Friday, 28 January 2011

Quora login exposes names and photos

When Quora went live a few weeks ago, I was one of many who rushed in to sign up for an account and see what all the excitement was about. It describes itself as "a continually improving collection of questions and answers created, edited, and organized by everyone who uses it". Sounds like a nice idea, but I haven't really used it enough to gauge how useful it actually is.

I thought I'd change that, so I revisited today to give it another go, but the first thing that struck me was the default behaviour of the login form.

As soon as you enter your email address into the login form, it automatically displays your full name and profile image. This is not dependant on cookies or location – anybody in the world can do this with your email address in order to find out what you look like, and what your full name is. They don't even need to be registered with Quora to find this out.

The login form posts the email address in an XMLHttpRequest to If that email address is registered on Quora, the server responds with the name and photo from the corresponding Quora profile. I consider this both a security and a privacy problem.

Armed with just your email address, an anonymous attacker can:

  • Determine whether you are registered on Quora.
  • Map your email address to your full name – very useful for phishing.
  • Discover what you look like.

I don't think many Quora users would expect their details to be exposed in this way, and at least not to people who haven't even registered to use Quora. It is worth noting that Facebook also reveals names and photos after a few failed login attempts, but only after a CAPTCHA has been solved (thus preventing large scale automated abuse)

But what are the real security implications? Phishing victims are more likely to fall for scams if a phishing email contains the victim's full name. Indeed, genuine emails from PayPal even offer this piece of advice in the footer:

How do I know this is not a Spoof email? Spoof or 'phishing' emails tend to have generic greetings such as "Dear PayPal member". Emails from PayPal will always address you by your first and last name.

Obviously that's not safe advice.


  1. That behaviour doesn't really conform to their own Privacy Policy! "Quora may share your personally identifiable information with third parties for the purpose of providing the Service to you. If we do this, such third parties' use of your information will be bound by this Privacy Policy."

  2. I made the mistake registering to post an answer to a question on quora, and I now regret it and am mad for having given out my personal email address while registering instead of an anonymous one like I usually on sites that appear less trustworthy. Comes to prove the biggest crooks wear the slickest suits, I guess.

    What really bothered me was the fact site insists you give your REAL NAME when registering, instead of an alias.
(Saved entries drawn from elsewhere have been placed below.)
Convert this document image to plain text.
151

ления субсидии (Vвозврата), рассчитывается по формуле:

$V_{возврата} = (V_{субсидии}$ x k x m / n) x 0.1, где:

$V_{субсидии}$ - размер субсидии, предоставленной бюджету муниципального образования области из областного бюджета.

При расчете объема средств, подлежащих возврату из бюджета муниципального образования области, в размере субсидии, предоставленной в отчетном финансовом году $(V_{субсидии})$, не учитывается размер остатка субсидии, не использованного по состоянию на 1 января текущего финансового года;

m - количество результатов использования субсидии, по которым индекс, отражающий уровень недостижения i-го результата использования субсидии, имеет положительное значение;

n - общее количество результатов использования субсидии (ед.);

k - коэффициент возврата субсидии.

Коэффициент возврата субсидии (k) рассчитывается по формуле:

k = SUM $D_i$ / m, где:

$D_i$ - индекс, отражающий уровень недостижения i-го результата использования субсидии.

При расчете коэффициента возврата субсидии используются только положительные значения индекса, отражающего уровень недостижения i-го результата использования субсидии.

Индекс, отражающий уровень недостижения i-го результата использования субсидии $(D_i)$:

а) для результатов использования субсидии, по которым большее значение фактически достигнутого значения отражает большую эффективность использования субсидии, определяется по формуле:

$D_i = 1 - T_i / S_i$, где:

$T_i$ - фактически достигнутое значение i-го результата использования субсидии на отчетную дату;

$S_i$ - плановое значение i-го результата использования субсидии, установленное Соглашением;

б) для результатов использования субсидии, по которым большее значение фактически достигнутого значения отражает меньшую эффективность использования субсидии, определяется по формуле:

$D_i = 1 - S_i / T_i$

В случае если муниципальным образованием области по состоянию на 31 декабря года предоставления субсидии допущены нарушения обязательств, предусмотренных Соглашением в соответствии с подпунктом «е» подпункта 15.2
It's enough that they get my IP address and email address!

    Considering the multitude of scams and the new online spying laws our governments are trying to force upon us, I find that demand very, very worrisome and I am glad you brought the issue up.

    Thanks for giving other people with the same problem the choice to voice our opinion anonymously!

  3. Whats up, I cannot fully grasp the way to put your web page in my rss reader. Can you guide me, please

  4. ok...that is scary. Not sure if I ever went to that site since I have been to so many, but I don't like it one bit.

    I never do anything illegal, so it seems that this is a major violation of my privacy for sure.

  5. Hi, Very nice description about Viral factor Formula. I like your web blog.
    Because whenever i come into your web blog then i always get the new interesting and important information in your web blog.

    Thank You

    Viral factor Formula

  6. I personally use Quora for marketing matters because now it becomes to easy to find all things from there Quora marketing should be done by every web masters because of it popularity.

  7. You can discover scripts that will make this login highlight for you. This empowers you to secret word secure your page. It permits individuals to login to your enrollment site utilizing a username and secret word.
    TalkTalk login/

  8. In spite of the fact that the endlessness of the group name databases for all small time baseball groups in all small time baseball alliances all through the history ofprofessional baseball is too vast to totally go over in one article, we've limited down the best AAA Pacific Coast League group names from the previous decade. Appreciate. team names for color run

  9. The exchange esteem (at some point equivalent to the discount estimation of the vehicle) will be the most educational when you're looking for a title credit.